CVE-2025-32089
A buffer overflow vulnerability exists in the CvManager_SBI functionality of Dell ControlVault3 5.14.3.0 and 5.15.10.14, A31. A specially crafted ControlVault API call can lead to a arbitrary code execution. An attacker can issue an api call to trigger this vulnerability.
The versions below were either tested or verified to be vulnerable by Talos or confirmed to be vulnerable by the vendor.
Broadcom BCM5820X
Dell ControlVault3 5.14.3.0
Dell ControlVault3 5.15.10.14, A31
ControlVault3 - https://dell.com/ BCM5820X - https://www.broadcom.com/products/embedded-and-networking-processors/secure/bcm5820x
8.8 - CVSS:3.1/AV:L/AC:L/PR:L/UI:N/S:C/C:H/I:H/A:H
CWE-120 - Buffer Copy without Checking Size of Input (‘Classic Buffer Overflow’)
Dell ControlVault is a hardware based solution that can securely store passwords, biometric templates and security codes. It can interface with smart cards, Near-field Communication (NFC) devices and fingerprint readers. The hardware solution is based on the Broadcom BCM5820X chip series.
On Windows, any low privilege user can interface with the ControlVault3 hardware.

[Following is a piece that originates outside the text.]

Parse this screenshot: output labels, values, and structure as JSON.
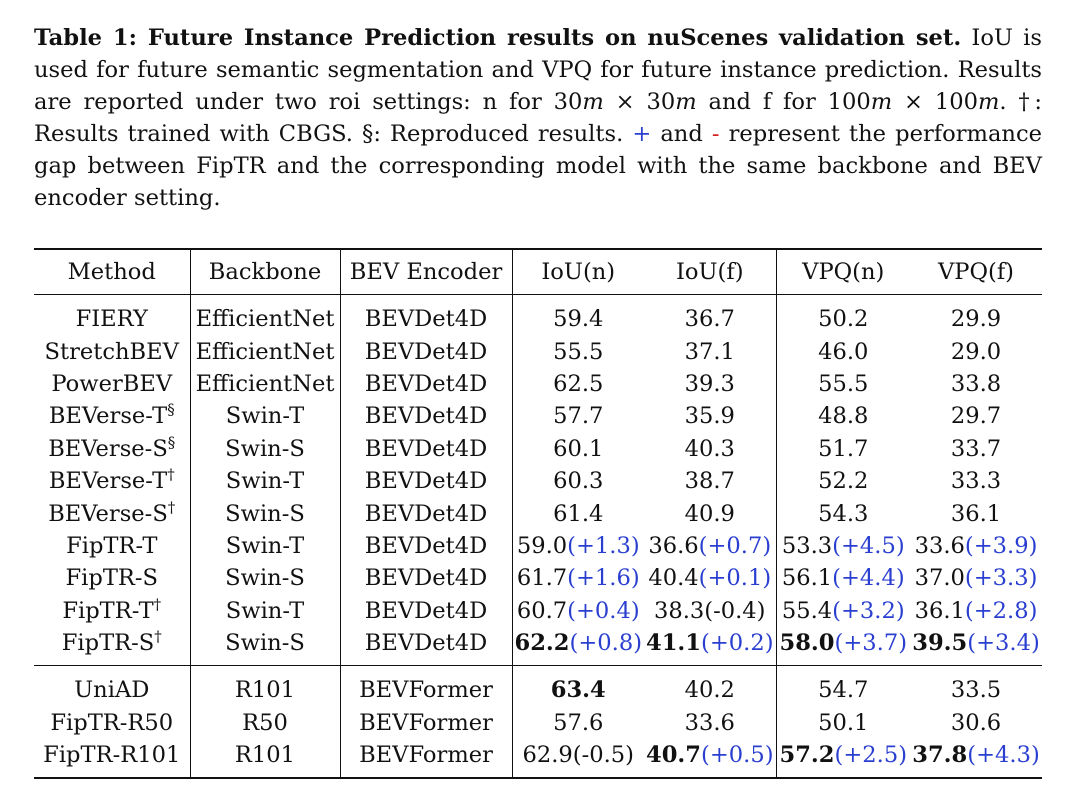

In order to do so, a userland dll bcmbipdll.dll can be used to talk with the device driver cvusbdrv.sys which in turns talk over USB to the ARM firmware running on the BCM5820X chip implementing the secure context.

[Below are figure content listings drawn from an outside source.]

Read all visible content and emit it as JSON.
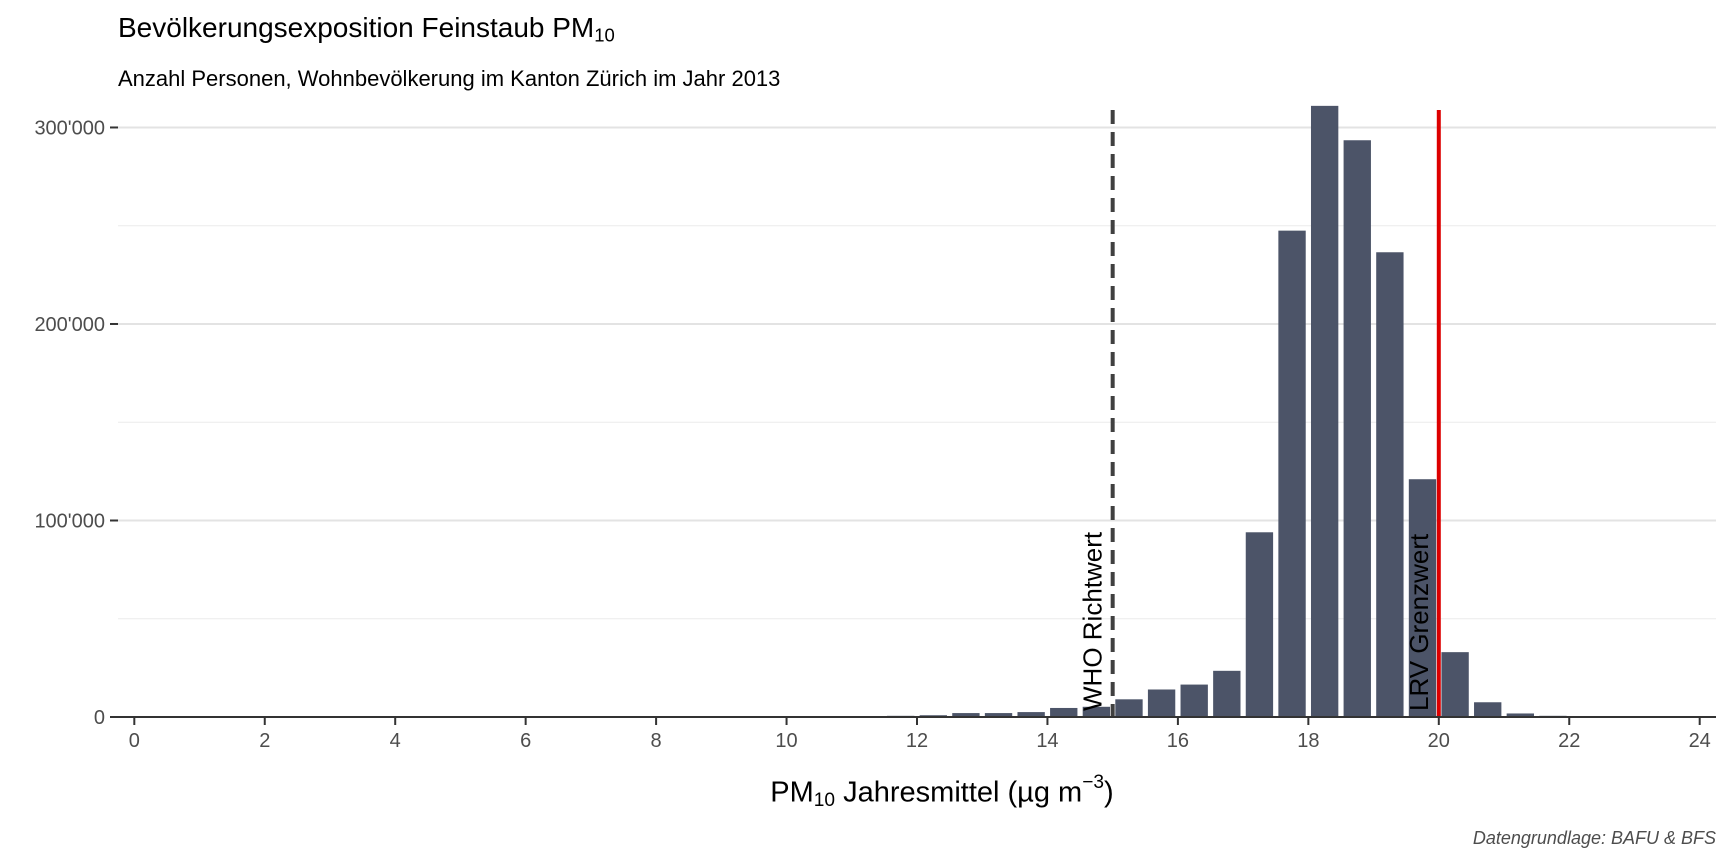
{
  "chart_data": {
    "type": "bar",
    "title_text": "Bevölkerungsexposition Feinstaub PM",
    "title_sub": "10",
    "subtitle": "Anzahl Personen, Wohnbevölkerung im Kanton Zürich im Jahr 2013",
    "xlabel_pre": "PM",
    "xlabel_sub": "10",
    "xlabel_mid": " Jahresmittel (µg m",
    "xlabel_sup": "−3",
    "xlabel_post": ")",
    "ylabel": "",
    "caption": "Datengrundlage: BAFU & BFS",
    "xlim": [
      -0.25,
      24.25
    ],
    "ylim": [
      0,
      315000
    ],
    "bar_width": 0.45,
    "x_ticks": [
      "0",
      "2",
      "4",
      "6",
      "8",
      "10",
      "12",
      "14",
      "16",
      "18",
      "20",
      "22",
      "24"
    ],
    "y_ticks": [
      {
        "value": 0,
        "label": "0"
      },
      {
        "value": 100000,
        "label": "100'000"
      },
      {
        "value": 200000,
        "label": "200'000"
      },
      {
        "value": 300000,
        "label": "300'000"
      }
    ],
    "x": [
      10.75,
      11.25,
      11.75,
      12.25,
      12.75,
      13.25,
      13.75,
      14.25,
      14.75,
      15.25,
      15.75,
      16.25,
      16.75,
      17.25,
      17.75,
      18.25,
      18.75,
      19.25,
      19.75,
      20.25,
      20.75,
      21.25,
      21.75
    ],
    "values": [
      300,
      500,
      600,
      900,
      2000,
      2000,
      2500,
      4600,
      5200,
      9000,
      14000,
      16500,
      23500,
      94000,
      247500,
      311000,
      293500,
      236500,
      121000,
      33000,
      7500,
      1800,
      600
    ],
    "bar_color": "#4c5468",
    "grid": true,
    "reference_lines": [
      {
        "value": 15,
        "label": "WHO Richtwert",
        "color": "#404040",
        "style": "dashed"
      },
      {
        "value": 20,
        "label": "LRV Grenzwert",
        "color": "#dd0000",
        "style": "solid"
      }
    ]
  }
}
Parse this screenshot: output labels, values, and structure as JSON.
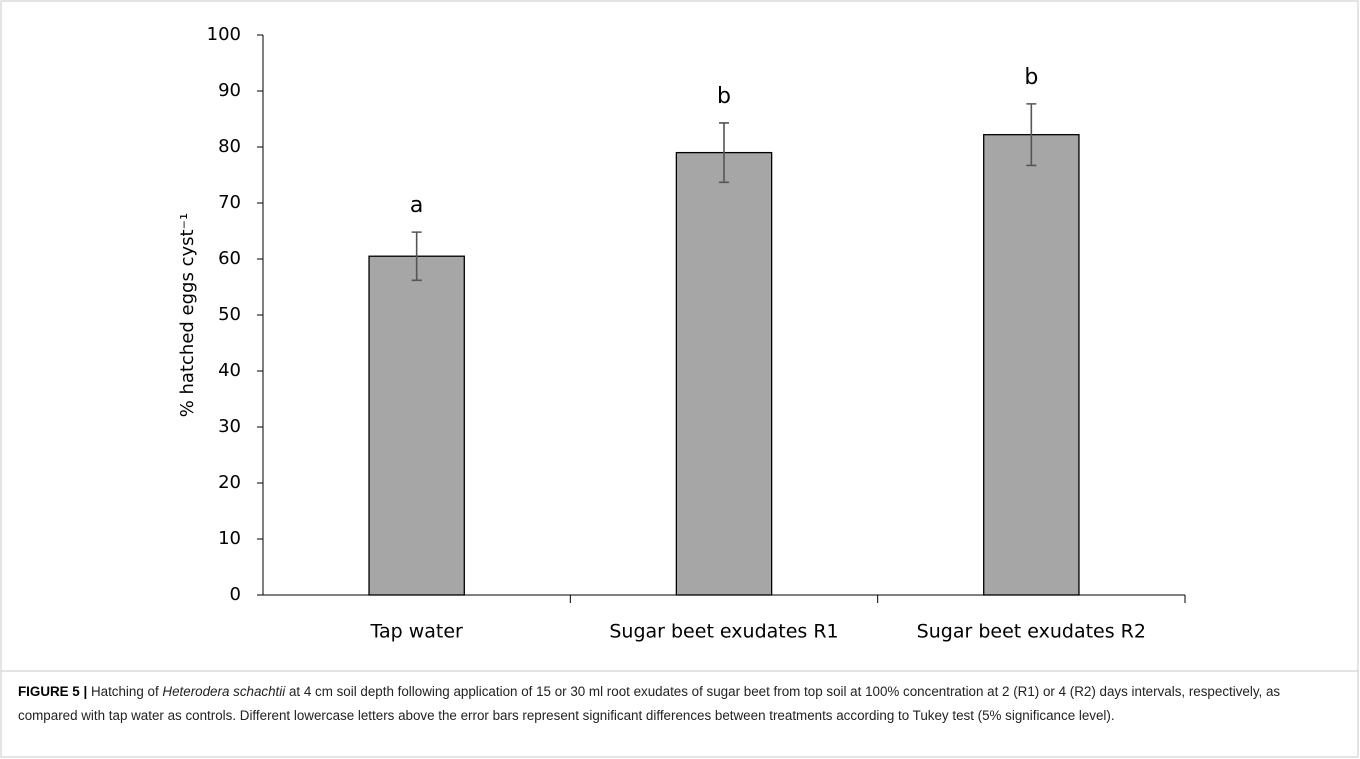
{
  "chart_data": {
    "type": "bar",
    "y_label": "% hatched eggs cyst⁻¹",
    "categories": [
      "Tap water",
      "Sugar beet exudates R1",
      "Sugar beet exudates R2"
    ],
    "values": [
      60.5,
      79,
      82.2
    ],
    "errors": [
      4.3,
      5.3,
      5.5
    ],
    "annotations": [
      "a",
      "b",
      "b"
    ],
    "color": "#a6a6a6",
    "ylim": [
      0,
      100
    ],
    "yticks": [
      0,
      10,
      20,
      30,
      40,
      50,
      60,
      70,
      80,
      90,
      100
    ],
    "grid": false,
    "caption": {
      "label": "FIGURE 5 |",
      "text_1": " Hatching of ",
      "species": "Heterodera schachtii",
      "text_2": " at 4 cm soil depth following application of 15 or 30 ml root exudates of sugar beet from top soil at 100% concentration at 2 (R1) or 4 (R2) days intervals, respectively, as compared with tap water as controls. Different lowercase letters above the error bars represent significant differences between treatments according to Tukey test (5% significance level)."
    }
  }
}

If no Application firmware is installed (or during the firmware upgrade process that erase the application firmware) the SBI (Secure Boot Image) can be interfaced with in the same fashion, but will only expose a limited number of commands that can be interacted with.
When a command blob is received from the USB stack, the firmware will read it into a global buffer (possibly called CV_SECURE_IO_COMMAND_BUF), then will verify a few parameters [0] (e.g. command size, type, …).

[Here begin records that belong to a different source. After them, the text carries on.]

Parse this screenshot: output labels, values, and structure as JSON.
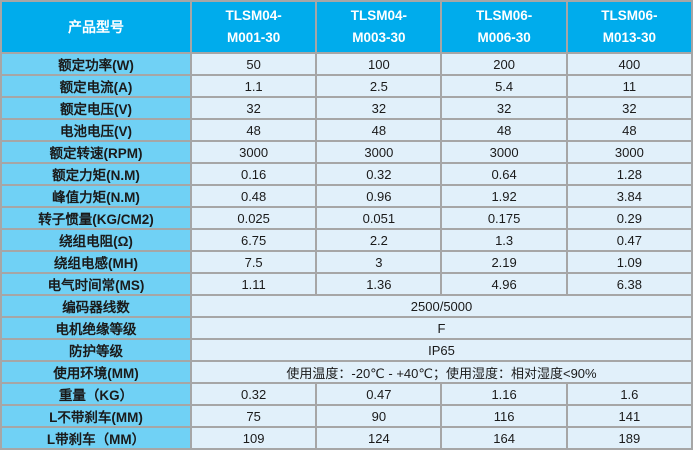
{
  "colors": {
    "header-bg": "#00acec",
    "label-bg": "#70d1f5",
    "cell-bg": "#e1f0fa",
    "grid": "#a6a6a6",
    "header-text": "#ffffff",
    "body-text": "#1a1a1a"
  },
  "table": {
    "header": {
      "label": "产品型号",
      "models": [
        "TLSM04-\nM001-30",
        "TLSM04-\nM003-30",
        "TLSM06-\nM006-30",
        "TLSM06-\nM013-30"
      ]
    },
    "rows": [
      {
        "label": "额定功率(W)",
        "values": [
          "50",
          "100",
          "200",
          "400"
        ]
      },
      {
        "label": "额定电流(A)",
        "values": [
          "1.1",
          "2.5",
          "5.4",
          "11"
        ]
      },
      {
        "label": "额定电压(V)",
        "values": [
          "32",
          "32",
          "32",
          "32"
        ]
      },
      {
        "label": "电池电压(V)",
        "values": [
          "48",
          "48",
          "48",
          "48"
        ]
      },
      {
        "label": "额定转速(RPM)",
        "values": [
          "3000",
          "3000",
          "3000",
          "3000"
        ]
      },
      {
        "label": "额定力矩(N.M)",
        "values": [
          "0.16",
          "0.32",
          "0.64",
          "1.28"
        ]
      },
      {
        "label": "峰值力矩(N.M)",
        "values": [
          "0.48",
          "0.96",
          "1.92",
          "3.84"
        ]
      },
      {
        "label": "转子惯量(KG/CM2)",
        "values": [
          "0.025",
          "0.051",
          "0.175",
          "0.29"
        ]
      },
      {
        "label": "绕组电阻(Ω)",
        "values": [
          "6.75",
          "2.2",
          "1.3",
          "0.47"
        ]
      },
      {
        "label": "绕组电感(MH)",
        "values": [
          "7.5",
          "3",
          "2.19",
          "1.09"
        ]
      },
      {
        "label": "电气时间常(MS)",
        "values": [
          "1.11",
          "1.36",
          "4.96",
          "6.38"
        ]
      },
      {
        "label": "编码器线数",
        "span": "2500/5000"
      },
      {
        "label": "电机绝缘等级",
        "span": "F"
      },
      {
        "label": "防护等级",
        "span": "IP65"
      },
      {
        "label": "使用环境(MM)",
        "span": "使用温度：-20℃ - +40℃；使用湿度：相对湿度<90%"
      },
      {
        "label": "重量（KG）",
        "values": [
          "0.32",
          "0.47",
          "1.16",
          "1.6"
        ]
      },
      {
        "label": "L不带刹车(MM)",
        "values": [
          "75",
          "90",
          "116",
          "141"
        ]
      },
      {
        "label": "L带刹车（MM）",
        "values": [
          "109",
          "124",
          "164",
          "189"
        ]
      }
    ]
  }
}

For reference, the ControlVault USB commands have a header as follow (source: debug symbols included in libfprint-2-tod-1-broadcom.so ):
struct td_cv_encap_command
{
cv_transport_type transportType;
uint32_t transportLen;
cv_command_id commandID;
cv_encap_flags flags;
cv_version version;
uint32_t hSession;
cv_status returnStatus;
uint8_t IV[16];
uint32_t parameterBlobLen;
uint32_t parameterBlob;
};
The verification function does the following:
// a1 is CV_SECURE_IO_COMMAND_BUF
int __fastcall cv_is_cmd_valid(int a1, unsigned int a2, int a3) {
/* more checks */
v5 = *(unsigned __int8 *)(a1 + 4) | (*(unsigned __int8 *)(a1 + 5) << 8) | (*(unsigned __int8 *)(a1 + 6) << 16) | (*(unsigned __int8 *)(a1 + 7) << 24); // [0]
if ( v5 > 0x10080 )
{
log_stuff("CV: command too long (%u)\n", v5);
return 0;
}
}
Upon success, the command will be passed to the CvManager_SBI function that acts as a command dispatcher. However, before processing the command, CvManager_SBI will copy the command from the CV_SECURE_IO_COMMAND_BUF into a different global buffer we call cv_cmd_buffer ([1]):
int cvManager_SBI()
{
/* Variable definition and initialization */
memcpy((int)cv_cmd_buffer, CV_SECURE_IO_COMMAND_BUF, *(int *)&CV_SECURE_IO_COMMAND_BUF[4]); //[1]
if ( *(unsigned __int16 *)&cv_cmd_buffer[8] != 68 && *(unsigned __int16 *)&cv_cmd_buffer[8] != 144 )
log_stuff("%s: cid %x \n", "cvManager_SBI", *(unsigned __int16 *)&cv_cmd_buffer[8]);
v16 = *(_WORD *)&cv_cmd_buffer[10];
/* ... */
}
The integer value stored at CV_SECURE_IO_COMMAND_BUF[4] is the transportLen size received over USB and it is the value used for the memcpy at [1]. It is also the value retrieved in v5 and checked at [0]. We can see at [0] that the maximum size allowed for the command blob is 0x10080 however the size of the cv_cmd_buffer is only 4096 bytes. As such, it is possible to send a command that will still be considered valid at [0] but will cause a buffer overflow at [1]. The cv_cmd_buffer is stored in global memory and adjacent to critical data structures such as the Secure Code Descriptor (SCD) containing the public key used to verify a firmware update. As such, it is possible to overflow the cv_cmd_buffer with attacker controlled data that can forge the SCD, overwriting the public key used to verify a firmware update, and thus forge an application firmware update that will be considered as valid.
2025-05-09 - Vendor Disclosure
2025-06-13 - Vendor Patch Release
2025-11-17 - Public Release
Discovered by Philippe Laulheret of Cisco Talos.